Bereits im Mittelalter betrug die Bevölkerung von Arisdorf einige hundert Personen. Funde deuten auf eine mindestens vorübergehende Besiedlung von Arisdorf vor dem Frühmittelalter hin, müssten aber bezüglich Einwohnerzahl noch erhärtet werden. Sie lassen zur Zeit keine fundierte Aussage über die damaligen Bevölkerungszahlen zu. Die Spannweite geht von wenigen Dutzend Einwohnern bis hin zu über Hundert.

Auch über das Frühmittelalter weiss man wenig, da ausser einigen Steinkistengräbern kaum mehr Spuren vorhanden sind. Aber im 12. Jahrhundert erwähnen Quellen das Dorf. In schriftlichen Quellen des 13. Jh. und auch auf den ältesten kartographischen Darstellungen erscheint Arisdorf als dreigeteiltes Dorf.

Eine Zählung im Jahre 1680 ergab eine Wohnbevölkerung von 460 Personen, 1774 wurden 523 Personen genannt. Sichere Aussagen können erst mit dem Beginn der Bundesstatistiken ab 1850 gemacht werden, dort zählte man in Arisdorf 837 Personen (inkl. die ab 1882 noch 57 eingemeindeten Personen von Basel-Olsberg).

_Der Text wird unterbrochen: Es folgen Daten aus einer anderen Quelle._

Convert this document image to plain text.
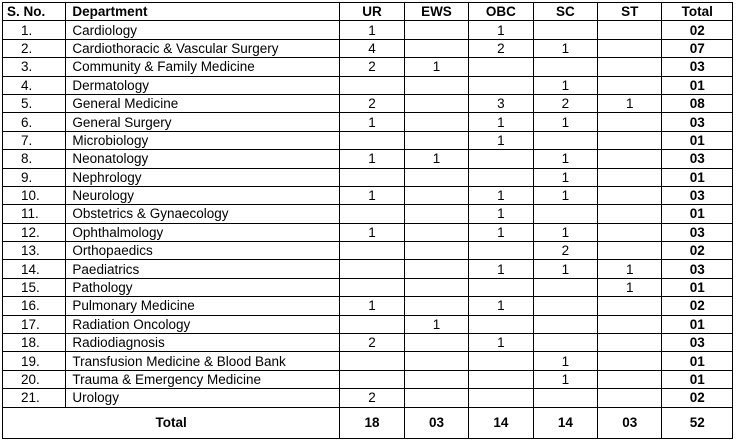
S. No.	Department	UR	EWS	OBC	SC	ST	Total
1.	Cardiology	1		1			02
2.	Cardiothoracic & Vascular Surgery	4		2	1		07
3.	Community & Family Medicine	2	1				03
4.	Dermatology				1		01
5.	General Medicine	2		3	2	1	08
6.	General Surgery	1		1	1		03
7.	Microbiology			1			01
8.	Neonatology	1	1		1		03
9.	Nephrology				1		01
10.	Neurology	1		1	1		03
11.	Obstetrics & Gynaecology			1			01
12.	Ophthalmology	1		1	1		03
13.	Orthopaedics				2		02
14.	Paediatrics			1	1	1	03
15.	Pathology					1	01
16.	Pulmonary Medicine	1		1			02
17.	Radiation Oncology		1				01
18.	Radiodiagnosis	2		1			03
19.	Transfusion Medicine & Blood Bank				1		01
20.	Trauma & Emergency Medicine				1		01
21.	Urology	2					02
Total		18	03	14	14	03	52
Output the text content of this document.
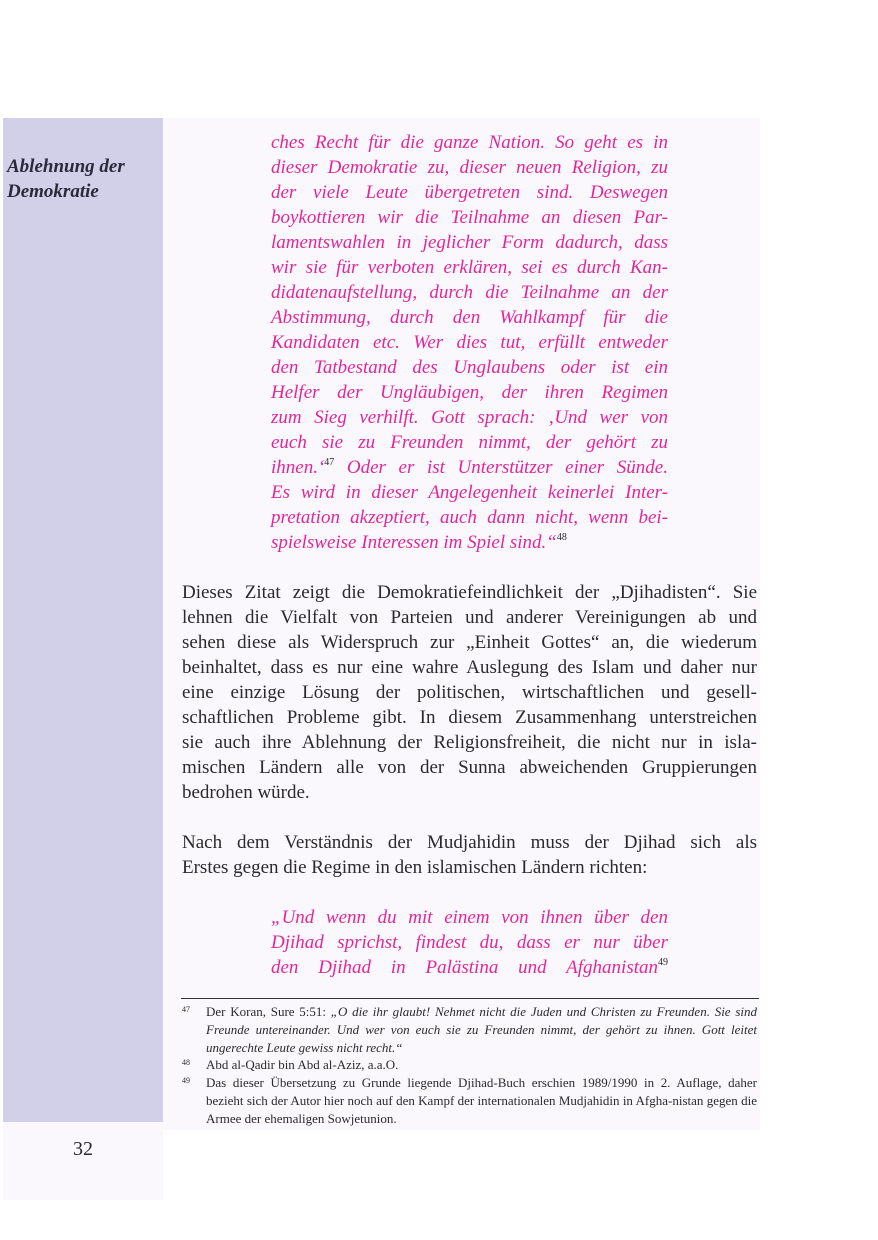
Ablehnung der
Demokratie
32
ches Recht für die ganze Nation. So geht es in
dieser Demokratie zu, dieser neuen Religion, zu
der viele Leute übergetreten sind. Deswegen
boykottieren wir die Teilnahme an diesen Par-
lamentswahlen in jeglicher Form dadurch, dass
wir sie für verboten erklären, sei es durch Kan-
didatenaufstellung, durch die Teilnahme an der
Abstimmung, durch den Wahlkampf für die
Kandidaten etc. Wer dies tut, erfüllt entweder
den Tatbestand des Unglaubens oder ist ein
Helfer der Ungläubigen, der ihren Regimen
zum Sieg verhilft. Gott sprach: ‚Und wer von
euch sie zu Freunden nimmt, der gehört zu
ihnen.‘$^{47}$ Oder er ist Unterstützer einer Sünde.
Es wird in dieser Angelegenheit keinerlei Inter-
pretation akzeptiert, auch dann nicht, wenn bei-
spielsweise Interessen im Spiel sind.“$^{48}$
Dieses Zitat zeigt die Demokratiefeindlichkeit der „Djihadisten“. Sie
lehnen die Vielfalt von Parteien und anderer Vereinigungen ab und
sehen diese als Widerspruch zur „Einheit Gottes“ an, die wiederum
beinhaltet, dass es nur eine wahre Auslegung des Islam und daher nur
eine einzige Lösung der politischen, wirtschaftlichen und gesell-
schaftlichen Probleme gibt. In diesem Zusammenhang unterstreichen
sie auch ihre Ablehnung der Religionsfreiheit, die nicht nur in isla-
mischen Ländern alle von der Sunna abweichenden Gruppierungen
bedrohen würde.
Nach dem Verständnis der Mudjahidin muss der Djihad sich als
Erstes gegen die Regime in den islamischen Ländern richten:
„Und wenn du mit einem von ihnen über den
Djihad sprichst, findest du, dass er nur über
den Djihad in Palästina und Afghanistan$^{49}$
47 Der Koran, Sure 5:51: „O die ihr glaubt! Nehmet nicht die Juden und Christen zu Freunden. Sie sind Freunde untereinander. Und wer von euch sie zu Freunden nimmt, der gehört zu ihnen. Gott leitet ungerechte Leute gewiss nicht recht.“
48 Abd al-Qadir bin Abd al-Aziz, a.a.O.
49 Das dieser Übersetzung zu Grunde liegende Djihad-Buch erschien 1989/1990 in 2. Auflage, daher bezieht sich der Autor hier noch auf den Kampf der internationalen Mudjahidin in Afgha-nistan gegen die Armee der ehemaligen Sowjetunion.
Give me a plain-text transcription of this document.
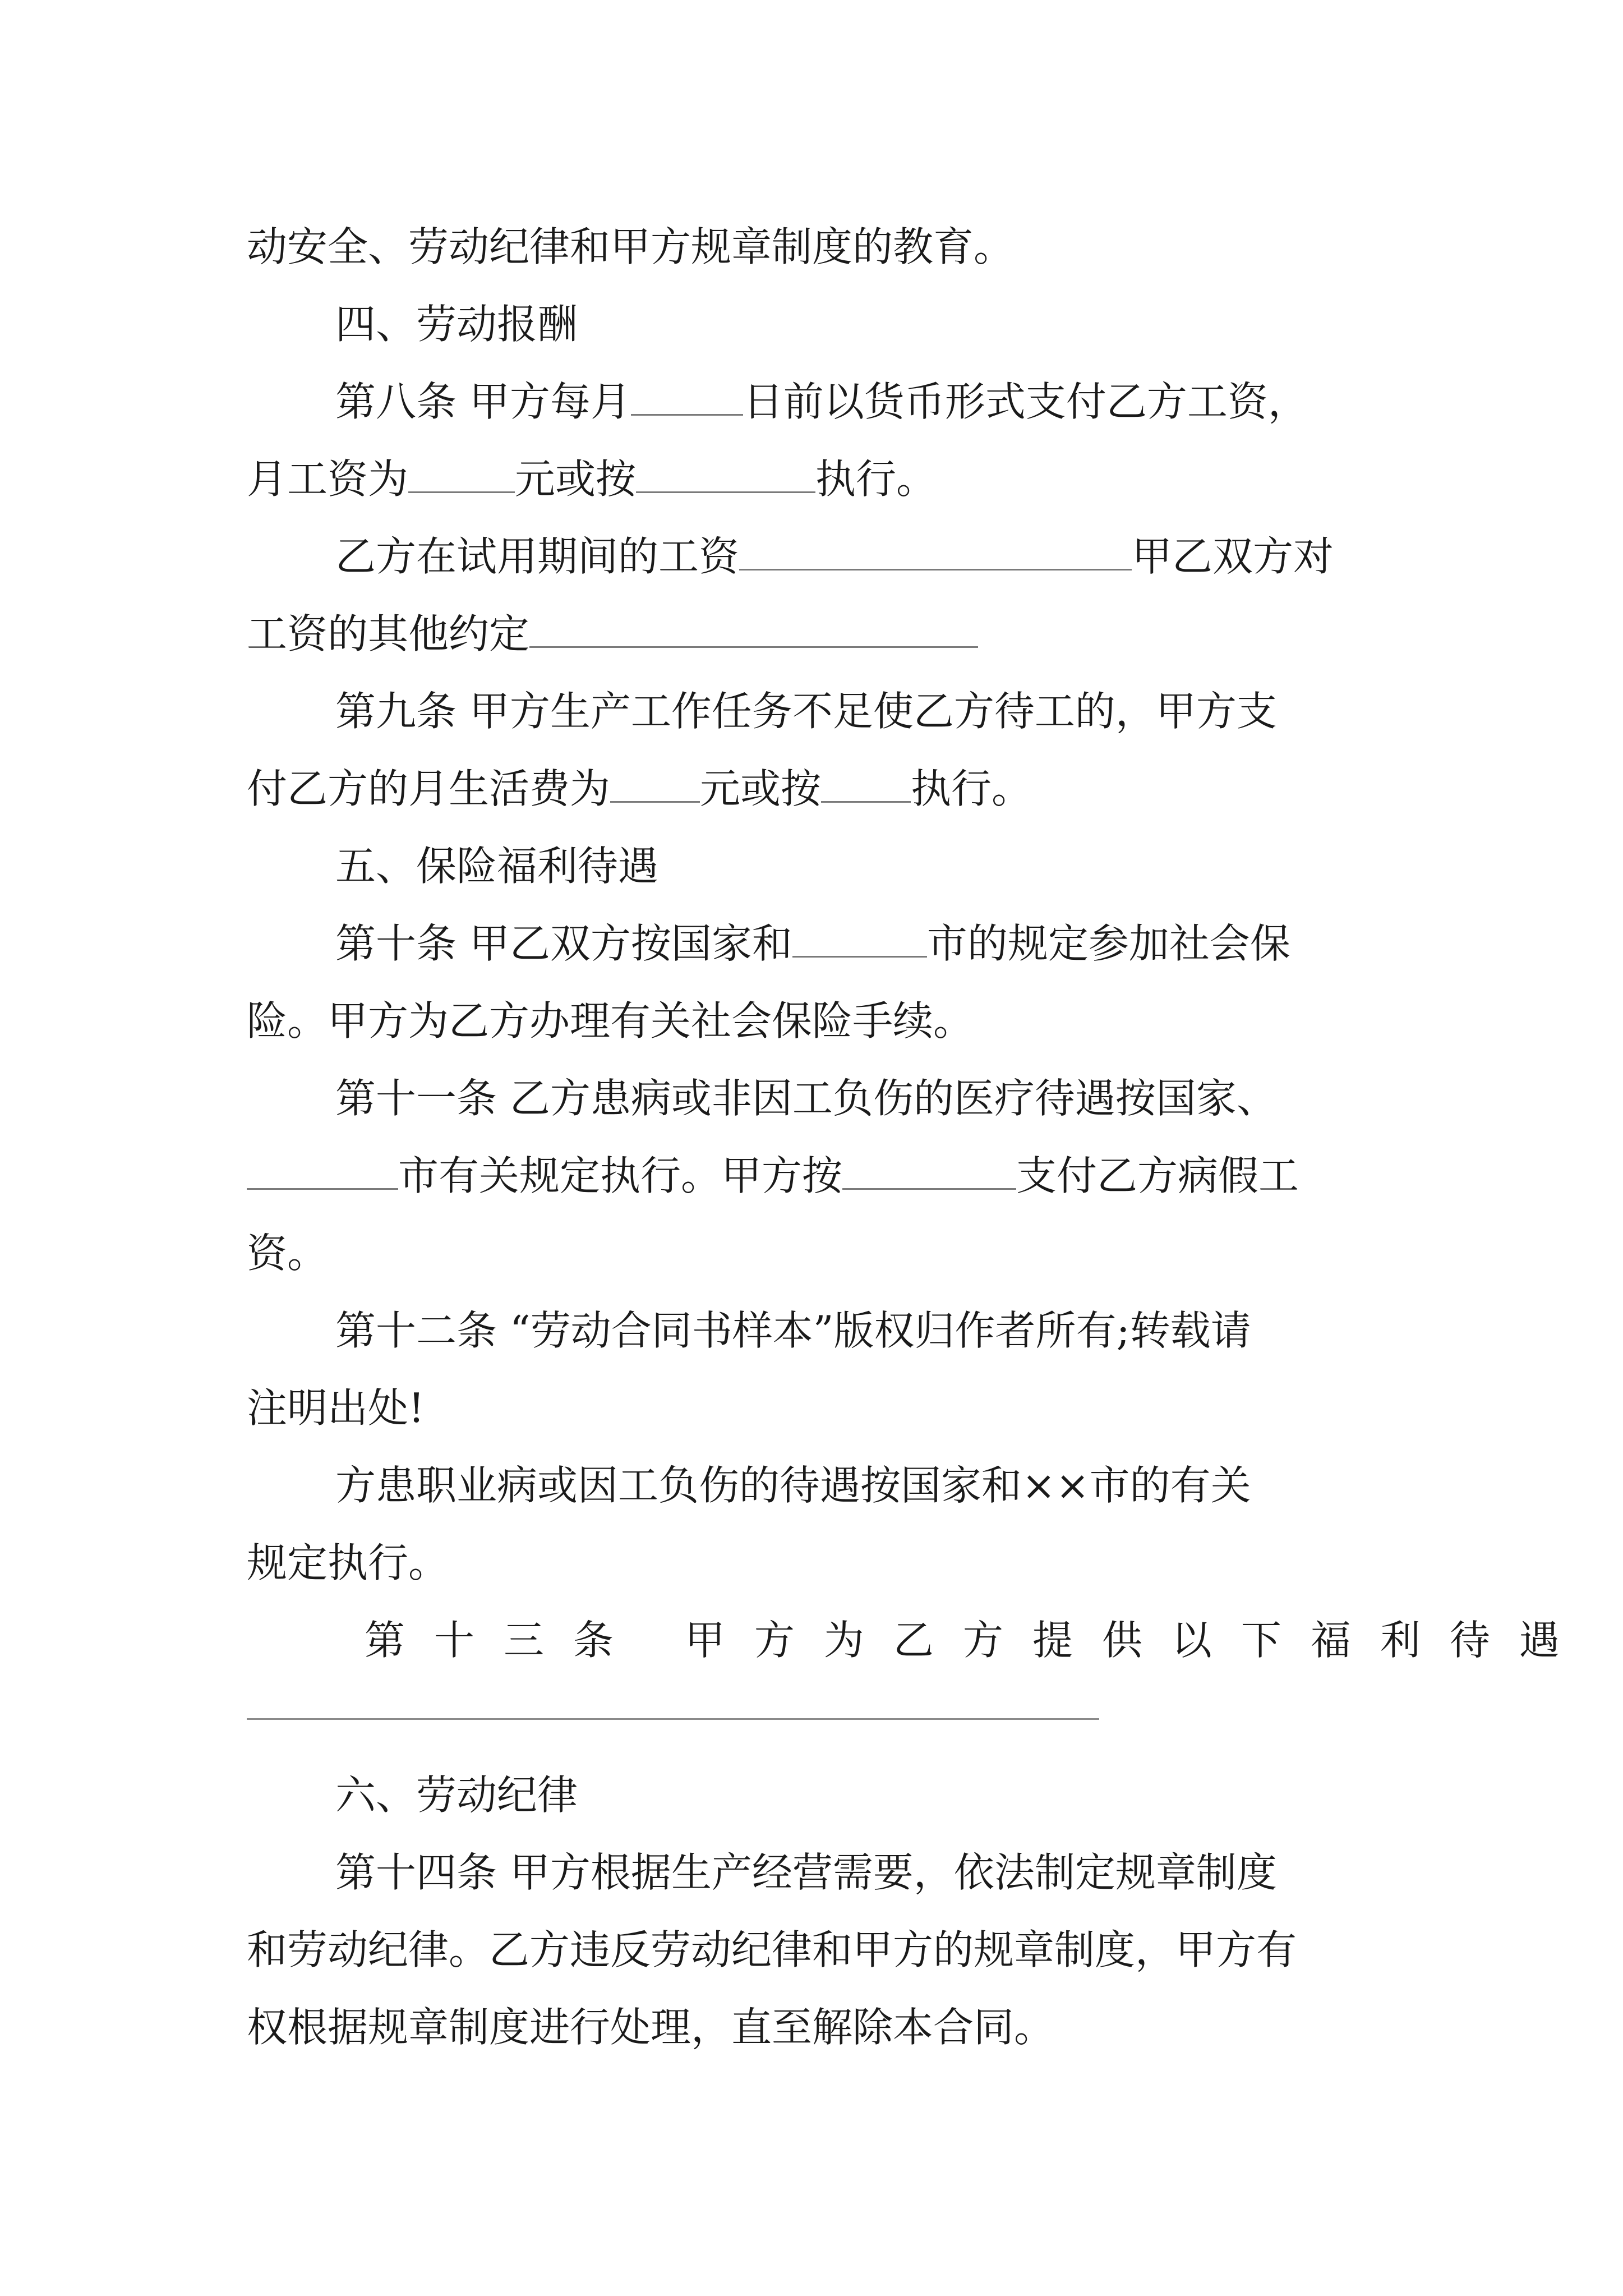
动安全、劳动纪律和甲方规章制度的教育。
四、劳动报酬
第八条 甲方每月	日前以货币形式支付乙方工资，
月工资为	元或按	执行。
乙方在试用期间的工资	甲乙双方对
工资的其他约定
第九条 甲方生产工作任务不足使乙方待工的，甲方支
付乙方的月生活费为 元或按 执行。
五、保险福利待遇
第十条 甲乙双方按国家和	市的规定参加社会保
险。甲方为乙方办理有关社会保险手续。
第十一条 乙方患病或非因工负伤的医疗待遇按国家、
市有关规定执行。甲方按	支付乙方病假工
资。
第十二条 “劳动合同书样本”版权归作者所有;转载请
注明出处!
方患职业病或因工负伤的待遇按国家和××市的有关
规定执行。
第十三条 甲方为乙方提供以下福利待遇
六、劳动纪律
第十四条 甲方根据生产经营需要，依法制定规章制度
和劳动纪律。乙方违反劳动纪律和甲方的规章制度，甲方有
权根据规章制度进行处理，直至解除本合同。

Wahrscheinlich im Zusammenhang mit der wirtschaftlichen Entwicklung (Absatzprobleme in der Landwirtschaft, Rückgang der Heimarbeit) und der zunehmenden Attraktivität der Stadt Basel ist der Bevölkerungsrückgang bis zum Tiefpunkt von 685 Personen um 1920 zu sehen. Die Bevölkerungszahl stagnierte dann und stieg bis 1960 nur unwesentlich auf 759 an. Selbst 1970 zählte man mit 785 Einwohnern immer noch weniger als zum Beispiel 1880 mit seinen 816 Personen Wohnbevölkerung.

Eine Analyse der Bevölkerungsbilanzen zeigt auf, dass die Wanderungsbilanz von 1930 bis 1966 stets negativ war - das heisst mehr Abwanderung als Zuwanderung. Als Ausgleich dazu verzeichnete Arisdorf teils bedeutende Geburtenüberschüsse, die statistisch in der Gesamtbilanz der Wohnbevölkerung zu einem leichten Bevölkerungszuwachs führten. Dann aber, mit der Autobahneröffnung, wird Arisdorf vor allem für Zuzüger aus der Agglomeration Basel interessant. Bis 1980 zählte man einen Zuwachs von 220 Personen - das entspricht innerhalb eines Jahrzehntes 28% mehr Einwohner.

In den 80-er Jahren verlangsamte sich das Wachstum vorübergehend (1990: 1109 E.), aber seither hat die Bevölkerung wieder in 10 Jahren um 282 Personen zugenommen. Allerdings dürfte wahrscheinlich bald ein Plafond erreicht werden, wenn die Bauzone nicht erweitert wird. 1'500 Einwohner und Einwohnerinnen sind keine utopische Zahl für die ersten Jahre des 21.Jh. Der Bevölkerungszuwachs gründet seit 1967 deutlich mehr auf Zuwanderung als einem Geburtenüberschuss - zuweilen gab es mittlerweile sogar Jahre, in denen mehr Todesfälle als Geburten zu verzeichnen waren.

Der Ausländeranteil lag 1995 bei unterdurchschnittlichen 7,5 Prozent (Kanton 16,7%) und steigt weiter nur langsam an. So beträgt er am 30.06.2000, inklusive 16 Asylbewerber, genau 8,3%. Gewiss ist dies auch auf die Siedlungsstruktur mit relativ wenigen Mehrfamilienhäusern und auf die Arbeitsplatzsituation in der Gemeinde zurückzuführen.